Young won the project “Intelligent Robot and System Integration with Special Disability (RIIS-ED)”, which helps people to cuadraplejia, or in a wheelchair, can move objects through a headset connected to a computer .
The headset works as a remote control. The person, just biting, commands the robot to move and place an order.
“The judges commended me much for the work and agreed that the project clearly represented people with disabilities so that they can achieve their dream,” .
This award was presented yesterday at the big awards ceremony of the ISEF.
Leon hopes this honor will allow this project to materialize and thus help many people with disabilities.
The delegation also met policy from the Thursday night another special prize: Gonzalez won second place in the category of Mechanical Engineering of the prizes awarded by the Patent and Trademark Society of the United States.
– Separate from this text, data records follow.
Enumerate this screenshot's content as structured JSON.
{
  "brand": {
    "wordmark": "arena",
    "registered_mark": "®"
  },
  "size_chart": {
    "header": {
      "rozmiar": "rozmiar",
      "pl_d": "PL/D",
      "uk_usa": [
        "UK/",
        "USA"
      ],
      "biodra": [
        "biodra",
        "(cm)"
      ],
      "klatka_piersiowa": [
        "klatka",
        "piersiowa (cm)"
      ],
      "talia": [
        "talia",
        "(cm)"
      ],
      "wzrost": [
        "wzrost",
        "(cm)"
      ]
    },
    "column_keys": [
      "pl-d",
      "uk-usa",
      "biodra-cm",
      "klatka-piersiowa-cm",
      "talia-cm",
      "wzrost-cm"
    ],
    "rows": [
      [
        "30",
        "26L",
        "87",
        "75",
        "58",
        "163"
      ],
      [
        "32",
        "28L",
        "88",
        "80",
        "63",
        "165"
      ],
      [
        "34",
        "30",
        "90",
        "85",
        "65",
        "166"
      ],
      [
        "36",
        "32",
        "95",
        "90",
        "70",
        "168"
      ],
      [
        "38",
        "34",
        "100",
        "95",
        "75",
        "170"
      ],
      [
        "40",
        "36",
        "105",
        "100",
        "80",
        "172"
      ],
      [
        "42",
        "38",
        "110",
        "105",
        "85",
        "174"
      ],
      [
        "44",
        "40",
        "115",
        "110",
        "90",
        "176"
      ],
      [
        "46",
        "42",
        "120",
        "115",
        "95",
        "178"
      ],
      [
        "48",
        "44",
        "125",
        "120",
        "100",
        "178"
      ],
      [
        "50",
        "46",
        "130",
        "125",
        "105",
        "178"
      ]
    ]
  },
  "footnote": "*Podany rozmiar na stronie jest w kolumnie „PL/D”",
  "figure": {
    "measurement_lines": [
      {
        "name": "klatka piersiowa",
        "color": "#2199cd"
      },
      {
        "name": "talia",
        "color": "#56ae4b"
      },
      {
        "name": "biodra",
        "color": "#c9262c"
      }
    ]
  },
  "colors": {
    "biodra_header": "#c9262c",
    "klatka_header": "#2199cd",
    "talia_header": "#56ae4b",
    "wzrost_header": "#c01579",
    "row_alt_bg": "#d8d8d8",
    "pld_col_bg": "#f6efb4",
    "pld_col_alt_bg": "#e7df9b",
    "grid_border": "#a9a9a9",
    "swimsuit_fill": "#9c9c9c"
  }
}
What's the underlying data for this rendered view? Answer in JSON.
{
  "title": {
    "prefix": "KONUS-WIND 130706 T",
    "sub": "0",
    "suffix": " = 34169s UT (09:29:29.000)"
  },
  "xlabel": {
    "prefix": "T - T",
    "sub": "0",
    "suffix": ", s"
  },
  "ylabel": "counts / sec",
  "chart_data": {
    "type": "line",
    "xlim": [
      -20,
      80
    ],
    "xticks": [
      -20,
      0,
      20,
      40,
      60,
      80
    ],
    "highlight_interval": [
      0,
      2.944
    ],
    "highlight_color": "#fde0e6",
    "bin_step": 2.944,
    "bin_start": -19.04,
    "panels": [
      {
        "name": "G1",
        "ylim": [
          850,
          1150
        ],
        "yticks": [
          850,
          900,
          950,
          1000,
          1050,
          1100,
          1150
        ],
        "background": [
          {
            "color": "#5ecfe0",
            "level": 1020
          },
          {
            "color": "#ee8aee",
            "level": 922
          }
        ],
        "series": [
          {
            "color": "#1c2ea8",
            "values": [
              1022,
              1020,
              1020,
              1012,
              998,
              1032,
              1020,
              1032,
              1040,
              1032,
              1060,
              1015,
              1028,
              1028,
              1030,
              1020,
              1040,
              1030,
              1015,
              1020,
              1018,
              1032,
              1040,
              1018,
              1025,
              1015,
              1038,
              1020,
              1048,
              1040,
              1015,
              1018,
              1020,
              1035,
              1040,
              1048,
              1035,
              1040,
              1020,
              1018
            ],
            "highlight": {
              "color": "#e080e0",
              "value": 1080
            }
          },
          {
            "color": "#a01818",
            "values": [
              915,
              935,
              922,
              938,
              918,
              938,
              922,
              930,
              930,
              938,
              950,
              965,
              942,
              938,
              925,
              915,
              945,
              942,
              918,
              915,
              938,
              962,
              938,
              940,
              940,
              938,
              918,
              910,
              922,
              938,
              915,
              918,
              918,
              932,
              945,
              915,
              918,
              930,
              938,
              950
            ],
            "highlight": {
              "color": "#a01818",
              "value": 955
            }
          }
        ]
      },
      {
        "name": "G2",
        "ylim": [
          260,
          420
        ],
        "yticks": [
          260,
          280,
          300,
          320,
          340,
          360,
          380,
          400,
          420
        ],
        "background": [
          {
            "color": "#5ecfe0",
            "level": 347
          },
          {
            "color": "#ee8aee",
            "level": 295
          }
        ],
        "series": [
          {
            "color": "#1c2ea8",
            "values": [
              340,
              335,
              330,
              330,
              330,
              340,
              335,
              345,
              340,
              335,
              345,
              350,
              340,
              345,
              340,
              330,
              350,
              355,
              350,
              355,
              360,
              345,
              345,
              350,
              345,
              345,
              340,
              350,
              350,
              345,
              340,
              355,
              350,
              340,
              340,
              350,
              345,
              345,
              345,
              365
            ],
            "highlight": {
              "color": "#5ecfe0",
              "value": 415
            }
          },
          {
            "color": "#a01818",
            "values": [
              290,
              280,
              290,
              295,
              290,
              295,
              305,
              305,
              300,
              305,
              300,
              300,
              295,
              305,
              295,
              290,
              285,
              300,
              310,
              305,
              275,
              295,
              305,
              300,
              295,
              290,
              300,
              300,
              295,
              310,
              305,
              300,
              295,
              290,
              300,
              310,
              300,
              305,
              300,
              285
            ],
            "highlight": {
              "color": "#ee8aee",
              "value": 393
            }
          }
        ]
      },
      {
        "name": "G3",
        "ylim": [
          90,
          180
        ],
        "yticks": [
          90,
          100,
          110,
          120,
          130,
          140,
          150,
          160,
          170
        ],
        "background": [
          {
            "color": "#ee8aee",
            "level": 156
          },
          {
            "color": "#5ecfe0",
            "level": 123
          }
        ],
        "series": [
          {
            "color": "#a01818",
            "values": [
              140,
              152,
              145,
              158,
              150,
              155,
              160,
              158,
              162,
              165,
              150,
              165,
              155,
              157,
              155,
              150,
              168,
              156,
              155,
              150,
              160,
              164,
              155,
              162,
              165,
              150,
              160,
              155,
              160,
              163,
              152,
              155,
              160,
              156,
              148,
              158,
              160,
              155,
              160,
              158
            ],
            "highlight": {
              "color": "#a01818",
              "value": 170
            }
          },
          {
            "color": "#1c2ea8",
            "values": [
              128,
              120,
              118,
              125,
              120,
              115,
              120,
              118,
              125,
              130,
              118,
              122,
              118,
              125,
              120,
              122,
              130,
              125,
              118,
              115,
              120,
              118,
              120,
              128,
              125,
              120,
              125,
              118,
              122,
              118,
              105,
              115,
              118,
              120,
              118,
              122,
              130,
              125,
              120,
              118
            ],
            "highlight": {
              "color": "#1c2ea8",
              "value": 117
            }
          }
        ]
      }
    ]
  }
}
The boy received the award for braille printer, keyboard and recyclable digital braille sheet.
This device allows not only more cheaply printed texts in Braille, but also allows the paper to be reused again and again.
“We imagined that Costa Rica would have a big prize. We saw the judges go over and over again and make us lots of questions. I asked much the representative of the Society of Patents, which was the organization that gave me the award, “said Gonzalez. His desire now is to refine the technique and patent it.
This is the second time that young people participate in the Fair.
Last year, Leo designed another robot to handle hazardous chemicals so as not to endanger the lives of humans.
For his part, Gonzalez filed a vest that helps visually impaired people to play music through seven vibrators that represent the seven musical notes.